Tool message metadata stripped
The OpenAI envelope allows arbitrary metadata on messages; Fireworks 400s on it. ReqLLM strips message-level metadata from the encoded body. Top-level request metadata (passed as a provider option) is still forwarded.
tool_choice shape translation
Canonical ReqLLM tool choice (%{type: "tool", name: "..."}) is auto-translated to OpenAI's %{type: "function", function: %{name: "..."}} form for Fireworks.
top_k
top_k can be passed either as a core option or nested under :provider_options:
ReqLLM.generate_text(model, "Hi", top_k: 40)
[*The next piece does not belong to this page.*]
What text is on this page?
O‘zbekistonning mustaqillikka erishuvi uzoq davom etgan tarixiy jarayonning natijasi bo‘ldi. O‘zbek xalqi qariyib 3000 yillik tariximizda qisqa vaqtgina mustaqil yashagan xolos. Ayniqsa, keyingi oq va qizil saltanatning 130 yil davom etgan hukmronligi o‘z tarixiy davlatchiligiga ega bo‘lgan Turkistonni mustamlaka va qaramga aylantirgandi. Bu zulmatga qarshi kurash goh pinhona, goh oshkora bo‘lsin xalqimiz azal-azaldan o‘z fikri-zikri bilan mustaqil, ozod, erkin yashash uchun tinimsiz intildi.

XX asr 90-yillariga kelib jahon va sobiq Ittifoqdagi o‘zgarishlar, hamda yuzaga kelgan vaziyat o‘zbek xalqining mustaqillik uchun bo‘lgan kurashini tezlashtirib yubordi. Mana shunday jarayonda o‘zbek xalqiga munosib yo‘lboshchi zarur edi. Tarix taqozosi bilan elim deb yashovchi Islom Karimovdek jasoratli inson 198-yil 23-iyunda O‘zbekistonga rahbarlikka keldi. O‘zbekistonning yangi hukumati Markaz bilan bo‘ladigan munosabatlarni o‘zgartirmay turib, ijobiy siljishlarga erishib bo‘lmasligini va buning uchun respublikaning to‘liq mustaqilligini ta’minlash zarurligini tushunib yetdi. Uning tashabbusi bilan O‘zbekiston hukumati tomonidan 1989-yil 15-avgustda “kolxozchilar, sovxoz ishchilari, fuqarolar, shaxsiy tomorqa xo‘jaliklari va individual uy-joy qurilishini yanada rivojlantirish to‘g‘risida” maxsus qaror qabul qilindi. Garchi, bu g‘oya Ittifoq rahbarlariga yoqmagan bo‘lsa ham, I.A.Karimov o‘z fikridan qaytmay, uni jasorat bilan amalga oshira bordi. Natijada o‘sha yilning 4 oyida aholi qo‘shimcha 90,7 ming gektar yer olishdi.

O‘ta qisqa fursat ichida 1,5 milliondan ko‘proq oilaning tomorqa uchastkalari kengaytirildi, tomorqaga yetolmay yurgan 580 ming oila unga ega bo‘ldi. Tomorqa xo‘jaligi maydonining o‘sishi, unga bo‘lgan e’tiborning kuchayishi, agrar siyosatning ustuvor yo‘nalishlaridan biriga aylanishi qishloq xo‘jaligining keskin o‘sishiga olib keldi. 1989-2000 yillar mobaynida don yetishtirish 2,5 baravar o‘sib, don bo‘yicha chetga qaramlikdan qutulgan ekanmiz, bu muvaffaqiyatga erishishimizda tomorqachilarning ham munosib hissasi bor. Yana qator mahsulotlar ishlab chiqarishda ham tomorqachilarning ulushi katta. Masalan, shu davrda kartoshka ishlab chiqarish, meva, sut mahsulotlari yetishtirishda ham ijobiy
ReqLLM.generate_text(model, "Hi", provider_options: [top_k: 40])Streaming usage
stream_options.include_usage: true is set automatically so the final SSE chunk carries final token counts.
Default receive timeout
Reasoning completions on K2.5-class models can run several minutes. The provider sets receive_timeout: 300_000 (5 min) by default; override per request if needed.
Unsupported endpoints
ReqLLM targets Fireworks's /inference/v1/chat/completions endpoint. Out of scope: legacy /v1/completions, Anthropic-shaped /v1/messages (use the Anthropic provider instead), and platform automation APIs (accounts, datasets, deployments, fine-tuning, evals, LoRA, secrets).